After five men were bludgeoned to death by a crazed mob in Maharashtra after rumours that they were child lifters, the centre conveyed its deep disapproval and told the senior management of WhatsApp to take "immediate action" over the "irresponsible and explosive messages".

Mr Prasad told reporters that he had received a prompt reply. The company is reported to have spoken about its plans to create a label for forwarded message.

"They have also assured that WhatsApp will use machine learning to identify mass circulation of messages on its platform," Mr Prasad said.

With more than 200 million users, India is WhatsApp's biggest market. Its parent company Facebook has also been grappling with a global data privacy scandal.

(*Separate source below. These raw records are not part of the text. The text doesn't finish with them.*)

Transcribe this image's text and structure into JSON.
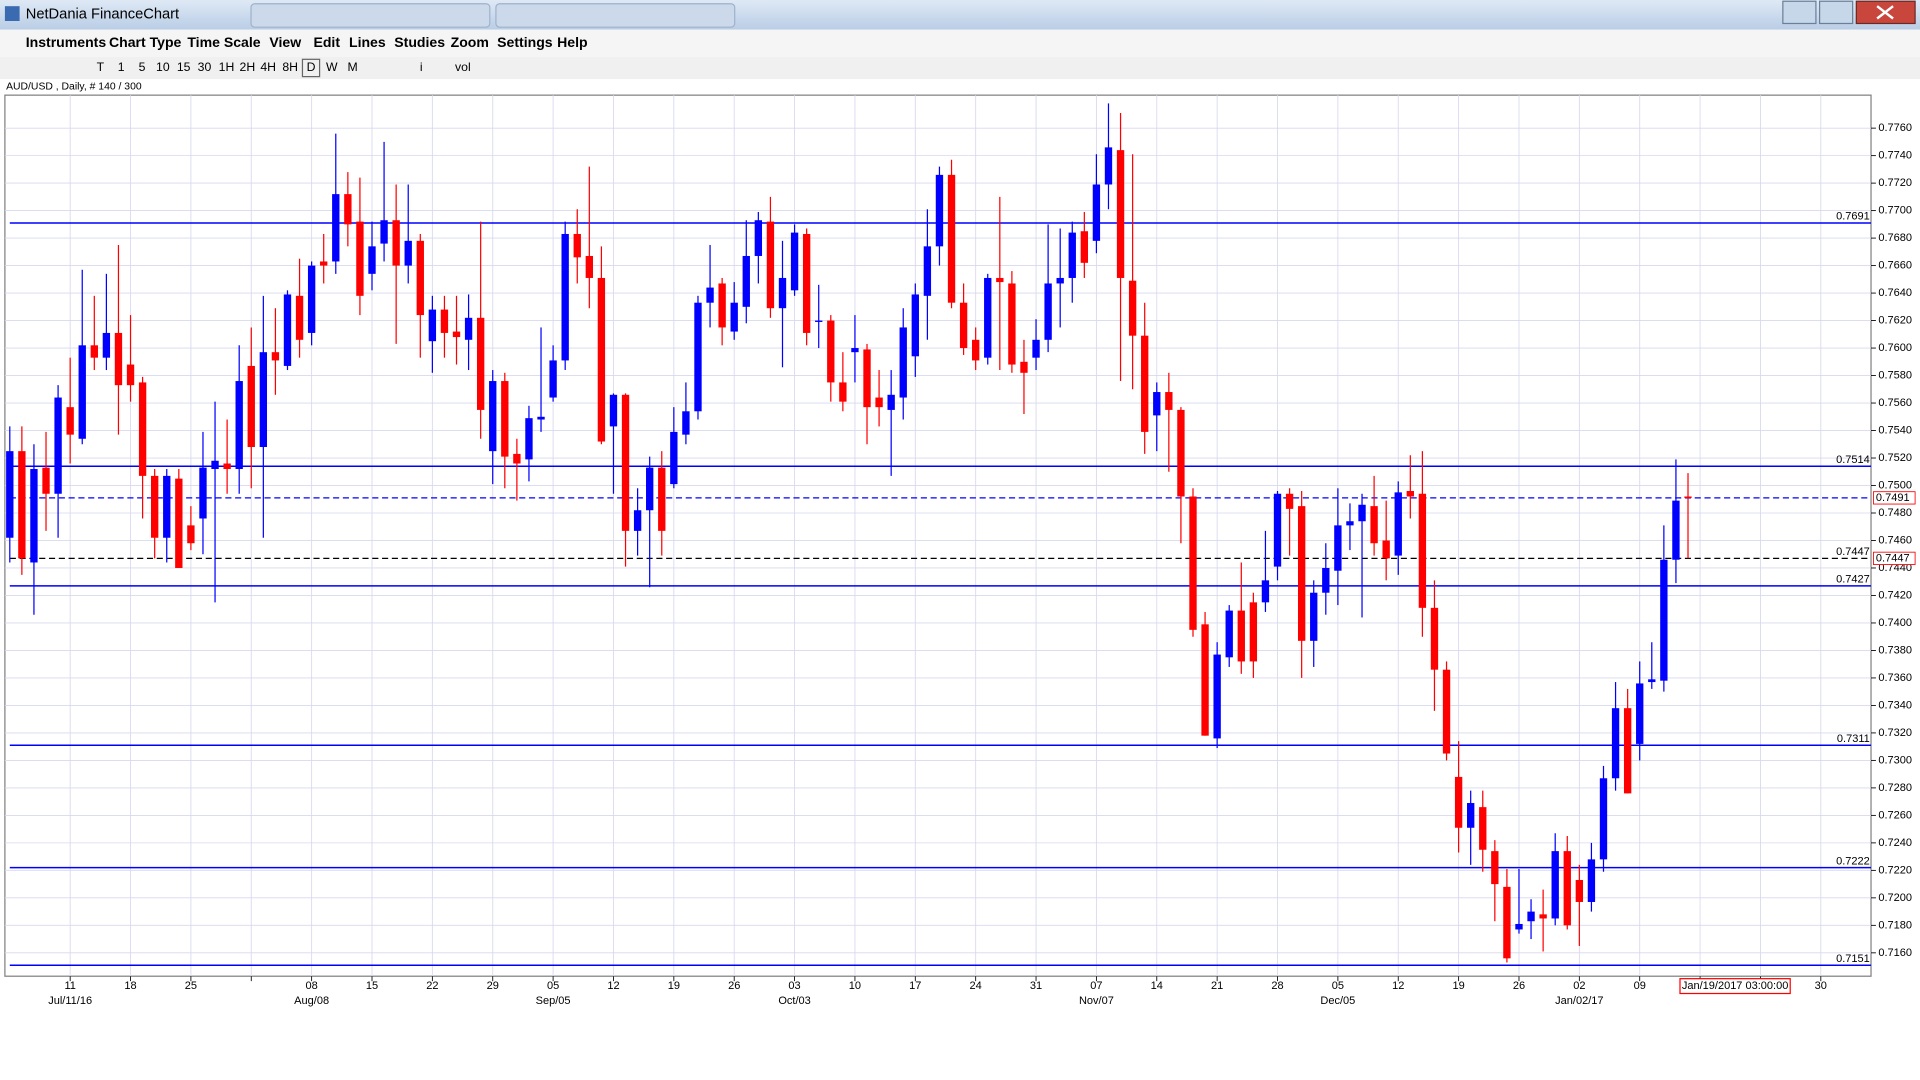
{
  "window": {
    "title": "NetDania FinanceChart",
    "menu": [
      "Instruments",
      "Chart Type",
      "Time Scale",
      "View",
      "Edit",
      "Lines",
      "Studies",
      "Zoom",
      "Settings",
      "Help"
    ],
    "toolbar": [
      "T",
      "1",
      "5",
      "10",
      "15",
      "30",
      "1H",
      "2H",
      "4H",
      "8H",
      "D",
      "W",
      "M",
      "i",
      "vol"
    ]
  },
  "chart_data": {
    "type": "candlestick",
    "symbol_info": "AUD/USD , Daily, # 140 / 300",
    "up_color": "#0000ff",
    "down_color": "#ff0000",
    "grid": true,
    "open": [
      0.7462,
      0.7525,
      0.7444,
      0.7513,
      0.7494,
      0.7557,
      0.7534,
      0.7602,
      0.7593,
      0.7611,
      0.7588,
      0.7575,
      0.7507,
      0.7462,
      0.7505,
      0.7471,
      0.7476,
      0.7512,
      0.7516,
      0.7512,
      0.7587,
      0.7528,
      0.7597,
      0.7587,
      0.7638,
      0.7611,
      0.7663,
      0.7663,
      0.7712,
      0.7692,
      0.7654,
      0.7676,
      0.7693,
      0.766,
      0.7678,
      0.7605,
      0.7628,
      0.7612,
      0.7606,
      0.7622,
      0.7525,
      0.7576,
      0.7523,
      0.7519,
      0.7548,
      0.7564,
      0.7591,
      0.7683,
      0.7667,
      0.7651,
      0.7543,
      0.7566,
      0.7467,
      0.7482,
      0.7513,
      0.7501,
      0.7537,
      0.7554,
      0.7633,
      0.7647,
      0.7612,
      0.763,
      0.7667,
      0.7692,
      0.7629,
      0.7642,
      0.7683,
      0.7619,
      0.762,
      0.7575,
      0.7597,
      0.7599,
      0.7564,
      0.7555,
      0.7564,
      0.7594,
      0.7638,
      0.7674,
      0.7726,
      0.7633,
      0.7606,
      0.7593,
      0.7651,
      0.7647,
      0.759,
      0.7593,
      0.7606,
      0.7647,
      0.7651,
      0.7685,
      0.7678,
      0.7719,
      0.7744,
      0.7649,
      0.7609,
      0.7551,
      0.7568,
      0.7555,
      0.7492,
      0.7399,
      0.7316,
      0.7375,
      0.7409,
      0.7415,
      0.7415,
      0.7441,
      0.7494,
      0.7485,
      0.7387,
      0.7422,
      0.7438,
      0.7471,
      0.7474,
      0.7485,
      0.746,
      0.7449,
      0.7496,
      0.7494,
      0.7411,
      0.7366,
      0.7288,
      0.7251,
      0.7266,
      0.7234,
      0.7208,
      0.7177,
      0.7183,
      0.7188,
      0.7185,
      0.7234,
      0.7213,
      0.7197,
      0.7228,
      0.7287,
      0.7338,
      0.7312,
      0.7357,
      0.7358,
      0.7446,
      0.7492
    ],
    "high": [
      0.7543,
      0.7543,
      0.753,
      0.7539,
      0.7573,
      0.7593,
      0.7657,
      0.7638,
      0.7654,
      0.7675,
      0.7624,
      0.7579,
      0.7512,
      0.7512,
      0.7512,
      0.7485,
      0.7539,
      0.7561,
      0.7548,
      0.7602,
      0.7615,
      0.7638,
      0.7629,
      0.7642,
      0.7665,
      0.7663,
      0.7683,
      0.7756,
      0.7728,
      0.7724,
      0.7692,
      0.775,
      0.7719,
      0.7719,
      0.7683,
      0.7638,
      0.7638,
      0.7638,
      0.7639,
      0.7692,
      0.7584,
      0.7582,
      0.7534,
      0.7558,
      0.7615,
      0.7602,
      0.7692,
      0.7701,
      0.7732,
      0.7674,
      0.7567,
      0.7567,
      0.7498,
      0.7521,
      0.7525,
      0.7557,
      0.7575,
      0.7638,
      0.7675,
      0.7651,
      0.7648,
      0.7693,
      0.7699,
      0.771,
      0.7678,
      0.769,
      0.7687,
      0.7646,
      0.7624,
      0.7597,
      0.7624,
      0.7603,
      0.7584,
      0.7584,
      0.7629,
      0.7647,
      0.7701,
      0.7732,
      0.7737,
      0.7647,
      0.7615,
      0.7654,
      0.771,
      0.7656,
      0.7606,
      0.7621,
      0.769,
      0.7687,
      0.7692,
      0.7699,
      0.7741,
      0.7778,
      0.7771,
      0.7741,
      0.7633,
      0.7575,
      0.7582,
      0.7557,
      0.7498,
      0.7408,
      0.7386,
      0.7413,
      0.7444,
      0.7422,
      0.7467,
      0.7496,
      0.7498,
      0.7496,
      0.7431,
      0.7458,
      0.7498,
      0.7487,
      0.7494,
      0.7507,
      0.7489,
      0.7503,
      0.7522,
      0.7525,
      0.7431,
      0.7372,
      0.7314,
      0.7278,
      0.7278,
      0.7242,
      0.7221,
      0.7221,
      0.7199,
      0.7206,
      0.7247,
      0.7245,
      0.7224,
      0.724,
      0.7296,
      0.7357,
      0.7352,
      0.7372,
      0.7386,
      0.7471,
      0.7519,
      0.7509
    ],
    "low": [
      0.7444,
      0.7435,
      0.7406,
      0.7467,
      0.7462,
      0.7516,
      0.753,
      0.7584,
      0.7584,
      0.7537,
      0.7561,
      0.7476,
      0.7447,
      0.7444,
      0.744,
      0.7453,
      0.745,
      0.7415,
      0.7494,
      0.7494,
      0.7498,
      0.7462,
      0.7566,
      0.7584,
      0.7593,
      0.7602,
      0.7647,
      0.7654,
      0.7674,
      0.7624,
      0.7642,
      0.7663,
      0.7603,
      0.7647,
      0.7593,
      0.7582,
      0.7593,
      0.7588,
      0.7584,
      0.7534,
      0.7501,
      0.7498,
      0.7489,
      0.7503,
      0.7539,
      0.7561,
      0.7584,
      0.7647,
      0.7629,
      0.753,
      0.7494,
      0.7441,
      0.7449,
      0.7426,
      0.7449,
      0.7498,
      0.753,
      0.7548,
      0.7615,
      0.7602,
      0.7606,
      0.7618,
      0.7647,
      0.7622,
      0.7586,
      0.7638,
      0.7602,
      0.76,
      0.7561,
      0.7554,
      0.7575,
      0.753,
      0.7543,
      0.7507,
      0.7548,
      0.7579,
      0.7606,
      0.766,
      0.7629,
      0.7595,
      0.7584,
      0.7588,
      0.7584,
      0.7582,
      0.7552,
      0.7584,
      0.7597,
      0.7615,
      0.7633,
      0.7651,
      0.7669,
      0.7701,
      0.7576,
      0.757,
      0.7523,
      0.7525,
      0.751,
      0.7458,
      0.739,
      0.7318,
      0.7309,
      0.7368,
      0.7363,
      0.736,
      0.7408,
      0.7431,
      0.7449,
      0.736,
      0.7368,
      0.7406,
      0.7413,
      0.7453,
      0.7404,
      0.7449,
      0.7431,
      0.7435,
      0.7476,
      0.739,
      0.7336,
      0.73,
      0.7233,
      0.7224,
      0.7219,
      0.7183,
      0.7153,
      0.7174,
      0.717,
      0.7161,
      0.718,
      0.7177,
      0.7165,
      0.719,
      0.7219,
      0.7278,
      0.7276,
      0.73,
      0.7352,
      0.735,
      0.7429,
      0.7447
    ],
    "close": [
      0.7525,
      0.7447,
      0.7512,
      0.7494,
      0.7564,
      0.7537,
      0.7602,
      0.7593,
      0.7611,
      0.7573,
      0.7573,
      0.7507,
      0.7462,
      0.7507,
      0.744,
      0.7458,
      0.7513,
      0.7518,
      0.7512,
      0.7576,
      0.7528,
      0.7597,
      0.7591,
      0.7639,
      0.7606,
      0.766,
      0.766,
      0.7712,
      0.769,
      0.7638,
      0.7674,
      0.7693,
      0.766,
      0.7678,
      0.7624,
      0.7628,
      0.7611,
      0.7608,
      0.7622,
      0.7555,
      0.7576,
      0.7521,
      0.7516,
      0.7549,
      0.755,
      0.7591,
      0.7683,
      0.7666,
      0.7651,
      0.7532,
      0.7566,
      0.7467,
      0.7482,
      0.7513,
      0.7467,
      0.7539,
      0.7554,
      0.7633,
      0.7644,
      0.7615,
      0.7633,
      0.7667,
      0.7693,
      0.7629,
      0.7651,
      0.7684,
      0.7611,
      0.762,
      0.7575,
      0.7561,
      0.76,
      0.7557,
      0.7557,
      0.7566,
      0.7615,
      0.7639,
      0.7674,
      0.7726,
      0.7633,
      0.76,
      0.7591,
      0.7651,
      0.7648,
      0.7588,
      0.7582,
      0.7606,
      0.7647,
      0.7651,
      0.7684,
      0.7662,
      0.7719,
      0.7746,
      0.7651,
      0.7609,
      0.7539,
      0.7568,
      0.7555,
      0.7492,
      0.7395,
      0.7318,
      0.7377,
      0.7409,
      0.7372,
      0.7372,
      0.7431,
      0.7494,
      0.7483,
      0.7387,
      0.7422,
      0.744,
      0.7471,
      0.7474,
      0.7486,
      0.7458,
      0.7447,
      0.7495,
      0.7492,
      0.7411,
      0.7366,
      0.7305,
      0.7251,
      0.7269,
      0.7235,
      0.721,
      0.7156,
      0.7181,
      0.719,
      0.7185,
      0.7234,
      0.718,
      0.7197,
      0.7228,
      0.7287,
      0.7338,
      0.7276,
      0.7356,
      0.7359,
      0.7446,
      0.7489,
      0.7491
    ],
    "xticks": [
      "11",
      "18",
      "25",
      null,
      "08",
      "15",
      "22",
      "29",
      "05",
      "12",
      "19",
      "26",
      "03",
      "10",
      "17",
      "24",
      "31",
      "07",
      "14",
      "21",
      "28",
      "05",
      "12",
      "19",
      "26",
      "02",
      "09",
      null,
      null,
      "30"
    ],
    "xticks_major": [
      "Jul/11/16",
      null,
      null,
      null,
      "Aug/08",
      null,
      null,
      null,
      "Sep/05",
      null,
      null,
      null,
      "Oct/03",
      null,
      null,
      null,
      null,
      "Nov/07",
      null,
      null,
      null,
      "Dec/05",
      null,
      null,
      null,
      "Jan/02/17",
      null,
      null,
      null,
      null
    ],
    "ylim": [
      0.7143,
      0.7784
    ],
    "yticks": [
      {
        "value": 0.716,
        "label": "0.7160"
      },
      {
        "value": 0.718,
        "label": "0.7180"
      },
      {
        "value": 0.72,
        "label": "0.7200"
      },
      {
        "value": 0.722,
        "label": "0.7220"
      },
      {
        "value": 0.724,
        "label": "0.7240"
      },
      {
        "value": 0.726,
        "label": "0.7260"
      },
      {
        "value": 0.728,
        "label": "0.7280"
      },
      {
        "value": 0.73,
        "label": "0.7300"
      },
      {
        "value": 0.732,
        "label": "0.7320"
      },
      {
        "value": 0.734,
        "label": "0.7340"
      },
      {
        "value": 0.736,
        "label": "0.7360"
      },
      {
        "value": 0.738,
        "label": "0.7380"
      },
      {
        "value": 0.74,
        "label": "0.7400"
      },
      {
        "value": 0.742,
        "label": "0.7420"
      },
      {
        "value": 0.744,
        "label": "0.7440"
      },
      {
        "value": 0.746,
        "label": "0.7460"
      },
      {
        "value": 0.748,
        "label": "0.7480"
      },
      {
        "value": 0.75,
        "label": "0.7500"
      },
      {
        "value": 0.752,
        "label": "0.7520"
      },
      {
        "value": 0.754,
        "label": "0.7540"
      },
      {
        "value": 0.756,
        "label": "0.7560"
      },
      {
        "value": 0.758,
        "label": "0.7580"
      },
      {
        "value": 0.76,
        "label": "0.7600"
      },
      {
        "value": 0.762,
        "label": "0.7620"
      },
      {
        "value": 0.764,
        "label": "0.7640"
      },
      {
        "value": 0.766,
        "label": "0.7660"
      },
      {
        "value": 0.768,
        "label": "0.7680"
      },
      {
        "value": 0.77,
        "label": "0.7700"
      },
      {
        "value": 0.772,
        "label": "0.7720"
      },
      {
        "value": 0.774,
        "label": "0.7740"
      },
      {
        "value": 0.776,
        "label": "0.7760"
      }
    ],
    "hlines": [
      0.7691,
      0.7514,
      0.7427,
      0.7311,
      0.7222,
      0.7151
    ],
    "hline_color": "#0000ff",
    "last_price": 0.7491,
    "crosshair": {
      "value": 0.7447,
      "time_label": "Jan/19/2017 03:00:00"
    }
  }
}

"While we welcome them completely in India's digital story and also making a commercial success of it, they must remain accountable, responsible and vigilant," he said, referring to the three popular social media platforms Facebook, Twitter and WhatsApp.

In its response to the centre, WhatsApp said it "cares deeply about people's safety" and had taken steps to combat the scourge of fake news and hoaxes.

The company said it was working with Indian researchers to better understand the problem and had introduced changes it said would reduce the spread of unwanted messages.

It would also soon launch a new label in India to help users identify messages that had been forwarded as opposed to written by someone they know.

WhatsApp has said it planned to run a public safety campaign in India "given its importance" to the company, and mentioned efforts by police to use its platform to raise awareness about its misuse.